Codá Marques received the TWAS Prize in 2012.

Codá Marques was awarded the ICTP Ramanujan Prize in 2012, "in recognition of his several outstanding contributions to differential geometry".

In 2014, he gave the Łojasiewicz Lecture (on "The min-max theory of minimal surfaces and applications") at the Jagiellonian University in Kraków. He is a full member of the Brazilian Academy of Sciences since 2014.

Codá Marques shared the 2016 Oswald Veblen Prize in Geometry with André Neves, "for their remarkable work on variational problems in differential geometry [including] the proof of the Willmore conjecture.". He was elected to the 2018 class of fellows of the American Mathematical Society.

Codá Marques is a distinguished visiting professor of mathematics at the Institute for Advanced Study. He sits on the editorial board of the journal Annals of Mathematics.

In 2020, he received a Simons Investigator Award. The citation reads: "His recent work, in collaboration with André Neves, developed a full Morse theory for the area functional in closed Riemannian manifolds.
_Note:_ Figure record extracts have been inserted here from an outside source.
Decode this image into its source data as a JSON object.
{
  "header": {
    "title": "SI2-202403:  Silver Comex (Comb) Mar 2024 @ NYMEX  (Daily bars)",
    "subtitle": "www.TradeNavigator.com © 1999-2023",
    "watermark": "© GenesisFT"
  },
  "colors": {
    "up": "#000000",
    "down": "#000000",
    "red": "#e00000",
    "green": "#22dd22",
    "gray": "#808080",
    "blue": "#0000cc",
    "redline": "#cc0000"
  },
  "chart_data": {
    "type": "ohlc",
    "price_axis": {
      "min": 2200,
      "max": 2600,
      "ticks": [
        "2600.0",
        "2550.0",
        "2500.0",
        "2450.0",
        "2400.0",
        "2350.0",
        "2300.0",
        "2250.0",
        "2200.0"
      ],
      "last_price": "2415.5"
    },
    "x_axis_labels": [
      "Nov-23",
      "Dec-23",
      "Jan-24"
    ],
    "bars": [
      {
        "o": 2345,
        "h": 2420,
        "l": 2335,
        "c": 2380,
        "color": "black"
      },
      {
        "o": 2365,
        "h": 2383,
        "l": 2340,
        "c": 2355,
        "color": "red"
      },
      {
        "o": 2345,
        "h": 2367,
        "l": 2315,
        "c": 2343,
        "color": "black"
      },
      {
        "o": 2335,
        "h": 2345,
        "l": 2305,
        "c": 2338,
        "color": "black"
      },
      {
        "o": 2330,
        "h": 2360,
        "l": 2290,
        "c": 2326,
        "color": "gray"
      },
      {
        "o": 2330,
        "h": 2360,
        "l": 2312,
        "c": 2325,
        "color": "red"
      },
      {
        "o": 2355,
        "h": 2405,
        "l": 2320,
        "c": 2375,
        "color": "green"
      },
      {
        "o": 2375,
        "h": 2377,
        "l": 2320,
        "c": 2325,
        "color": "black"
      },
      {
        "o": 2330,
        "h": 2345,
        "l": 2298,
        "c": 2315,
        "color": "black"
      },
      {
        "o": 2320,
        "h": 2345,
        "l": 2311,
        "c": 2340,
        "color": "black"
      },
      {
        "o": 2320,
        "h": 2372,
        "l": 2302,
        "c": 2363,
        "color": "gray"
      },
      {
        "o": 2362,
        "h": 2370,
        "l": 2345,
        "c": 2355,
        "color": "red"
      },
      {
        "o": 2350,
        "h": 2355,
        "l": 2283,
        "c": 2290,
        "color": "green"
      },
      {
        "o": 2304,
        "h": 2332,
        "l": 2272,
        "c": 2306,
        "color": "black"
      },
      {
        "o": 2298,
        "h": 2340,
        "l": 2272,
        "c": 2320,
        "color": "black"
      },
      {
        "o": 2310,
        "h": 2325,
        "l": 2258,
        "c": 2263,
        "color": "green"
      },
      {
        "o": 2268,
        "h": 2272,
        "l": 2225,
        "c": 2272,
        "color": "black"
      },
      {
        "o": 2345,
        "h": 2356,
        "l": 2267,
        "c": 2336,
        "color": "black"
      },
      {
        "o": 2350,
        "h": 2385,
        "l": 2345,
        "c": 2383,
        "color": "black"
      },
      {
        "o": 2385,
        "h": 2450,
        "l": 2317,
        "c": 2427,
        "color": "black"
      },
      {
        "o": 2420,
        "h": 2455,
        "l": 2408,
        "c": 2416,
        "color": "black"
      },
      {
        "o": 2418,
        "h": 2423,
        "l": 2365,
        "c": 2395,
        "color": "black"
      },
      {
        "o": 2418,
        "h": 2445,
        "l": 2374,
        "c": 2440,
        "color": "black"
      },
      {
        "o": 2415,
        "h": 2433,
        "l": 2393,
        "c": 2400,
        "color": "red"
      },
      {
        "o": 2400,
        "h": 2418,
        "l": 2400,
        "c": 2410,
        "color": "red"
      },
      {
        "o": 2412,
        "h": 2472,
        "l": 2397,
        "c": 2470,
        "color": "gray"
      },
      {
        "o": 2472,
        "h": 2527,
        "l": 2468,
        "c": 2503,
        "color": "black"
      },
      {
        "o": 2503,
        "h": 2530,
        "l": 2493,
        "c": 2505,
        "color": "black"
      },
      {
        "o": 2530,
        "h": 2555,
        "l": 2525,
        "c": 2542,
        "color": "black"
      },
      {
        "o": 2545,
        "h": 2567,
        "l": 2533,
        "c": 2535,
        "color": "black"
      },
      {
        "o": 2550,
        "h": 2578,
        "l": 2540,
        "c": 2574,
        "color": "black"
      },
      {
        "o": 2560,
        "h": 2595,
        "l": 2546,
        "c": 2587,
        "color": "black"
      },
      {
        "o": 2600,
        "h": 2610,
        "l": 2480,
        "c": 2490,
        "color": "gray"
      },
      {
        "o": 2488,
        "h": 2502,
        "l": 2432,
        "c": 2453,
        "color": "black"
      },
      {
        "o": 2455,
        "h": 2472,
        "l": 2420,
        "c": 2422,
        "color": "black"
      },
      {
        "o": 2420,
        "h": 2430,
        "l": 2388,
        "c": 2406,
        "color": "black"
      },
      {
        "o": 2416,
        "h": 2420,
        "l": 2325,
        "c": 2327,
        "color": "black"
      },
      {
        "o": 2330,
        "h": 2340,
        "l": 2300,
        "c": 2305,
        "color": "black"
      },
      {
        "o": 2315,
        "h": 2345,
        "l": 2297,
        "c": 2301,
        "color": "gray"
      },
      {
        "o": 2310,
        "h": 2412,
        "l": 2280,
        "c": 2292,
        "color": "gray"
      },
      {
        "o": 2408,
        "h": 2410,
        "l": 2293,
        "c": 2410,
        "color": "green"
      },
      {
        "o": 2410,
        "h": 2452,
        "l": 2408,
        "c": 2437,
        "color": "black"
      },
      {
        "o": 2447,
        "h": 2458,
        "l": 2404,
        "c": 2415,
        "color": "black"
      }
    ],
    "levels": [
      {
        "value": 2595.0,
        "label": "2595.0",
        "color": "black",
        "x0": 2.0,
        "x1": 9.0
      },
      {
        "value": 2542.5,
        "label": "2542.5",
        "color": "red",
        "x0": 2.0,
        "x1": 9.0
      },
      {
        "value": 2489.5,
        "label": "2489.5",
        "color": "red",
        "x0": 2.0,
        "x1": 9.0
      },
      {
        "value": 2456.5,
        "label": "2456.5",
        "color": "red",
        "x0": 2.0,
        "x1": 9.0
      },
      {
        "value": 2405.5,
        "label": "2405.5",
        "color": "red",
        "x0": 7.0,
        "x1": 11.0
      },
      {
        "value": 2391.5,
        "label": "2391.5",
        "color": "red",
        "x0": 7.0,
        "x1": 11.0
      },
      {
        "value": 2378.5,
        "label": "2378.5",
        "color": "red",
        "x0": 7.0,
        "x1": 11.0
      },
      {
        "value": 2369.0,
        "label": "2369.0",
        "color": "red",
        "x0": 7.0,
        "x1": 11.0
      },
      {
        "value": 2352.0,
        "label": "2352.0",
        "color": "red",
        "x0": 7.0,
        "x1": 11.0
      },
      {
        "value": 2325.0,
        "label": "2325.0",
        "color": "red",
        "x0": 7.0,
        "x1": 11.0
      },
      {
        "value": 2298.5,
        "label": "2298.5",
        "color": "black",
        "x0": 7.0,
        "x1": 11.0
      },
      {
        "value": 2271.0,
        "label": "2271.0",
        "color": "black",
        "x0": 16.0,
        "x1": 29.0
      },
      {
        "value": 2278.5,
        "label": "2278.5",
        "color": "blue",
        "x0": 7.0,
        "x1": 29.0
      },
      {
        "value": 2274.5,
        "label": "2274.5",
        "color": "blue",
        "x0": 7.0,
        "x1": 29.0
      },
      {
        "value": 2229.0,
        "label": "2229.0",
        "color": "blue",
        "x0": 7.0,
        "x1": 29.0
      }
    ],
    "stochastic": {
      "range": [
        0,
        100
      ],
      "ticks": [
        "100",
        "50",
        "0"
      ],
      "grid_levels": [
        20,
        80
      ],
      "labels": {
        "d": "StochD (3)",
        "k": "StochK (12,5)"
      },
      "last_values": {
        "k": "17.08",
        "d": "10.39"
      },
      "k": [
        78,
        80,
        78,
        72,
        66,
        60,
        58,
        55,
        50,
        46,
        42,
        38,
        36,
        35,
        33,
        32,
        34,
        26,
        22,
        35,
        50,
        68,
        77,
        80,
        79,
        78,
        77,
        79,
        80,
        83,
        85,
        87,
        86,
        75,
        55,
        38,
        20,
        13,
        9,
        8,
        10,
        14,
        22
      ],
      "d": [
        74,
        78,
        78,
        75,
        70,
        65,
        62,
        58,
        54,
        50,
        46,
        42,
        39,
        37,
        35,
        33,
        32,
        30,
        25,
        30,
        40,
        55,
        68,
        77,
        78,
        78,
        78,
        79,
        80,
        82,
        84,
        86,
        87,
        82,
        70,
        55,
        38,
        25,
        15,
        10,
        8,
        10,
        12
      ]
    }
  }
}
The ideas introduced by them have revitalized the subject, leading to the discovery that closed minimal surfaces are ubiquitous in these spaces."

In 2021, he was awarded the Fermat Prize, "for major advances obtained with André Neves on geometric applications of the calculus of variations".

In 2023, he received the Frontiers of Science Award.

==Personal life==
He is married to mathematician Ana Maria Menezes de Jesus. She was a student of Harold Rosenberg at IMPA, and is currently a research scholar of mathematics at Princeton University. Codá Marques and Menezes have two children, a son and a daughter.